Essentially, the scientists coated the cotton fabric base with zinc oxide nanorods as well as zinc oxide crystallites, which Discovery describes as "dumbbell-shaped." That treated material was found to have a UV Protection Factor (UPF) rating of a whopping 101.15. To give you an idea of what that number means, UPF has a few different levels of UV protection. UPF 15-24 is "good," UPF 25-39 is "very good," and so on. The highest level is UPF 50 and up, which is considered "ultimate UV protection"--it lets in less than two percent of UV rays. A UPF of 101.15 lets in less than a single percent, which would qualify for "excessive" protection if that level existed.

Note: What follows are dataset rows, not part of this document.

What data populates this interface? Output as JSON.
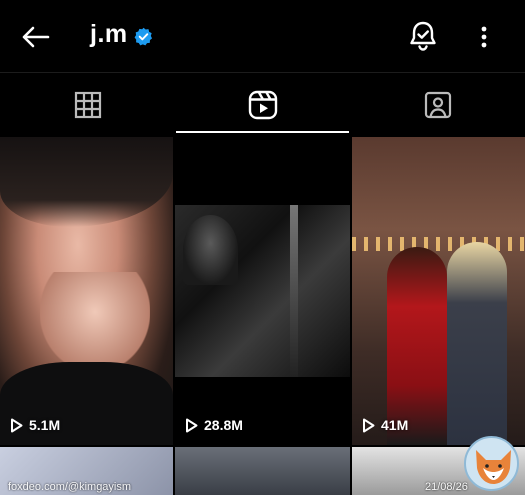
{
  "header": {
    "username": "j.m",
    "verified": true,
    "icons": {
      "back": "back-arrow-icon",
      "bell": "notification-bell-icon",
      "more": "more-vertical-icon",
      "verified": "verified-badge-icon"
    }
  },
  "tabs": [
    {
      "icon": "grid-icon",
      "active": false
    },
    {
      "icon": "reels-icon",
      "active": true
    },
    {
      "icon": "tagged-icon",
      "active": false
    }
  ],
  "reels": [
    {
      "views": "5.1M"
    },
    {
      "views": "28.8M"
    },
    {
      "views": "41M"
    }
  ],
  "overlay": {
    "watermark": "foxdeo.com/@kimgayism",
    "date": "21/08/26"
  },
  "colors": {
    "verified": "#1d9bf0",
    "background": "#000000"
  }
}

The material is also superhydrophobic, that property coming from a coating on top of the zinc oxide nanorods made of silica. It seems the level of hydrophobia was enhanced by the combination of the silica and zinc oxide nanorods. The scientists are optimistic that this kind of fabric modification could become widespread--and I know a certain person's oddly hydrophilic windbreaker that could benefit from a coating. (The person is me.) With other high-tech textiles like power-harvesting uniforms and cotton candy-inspired fabrics gaining steam, your clothes might become some of your most impressive technological gear.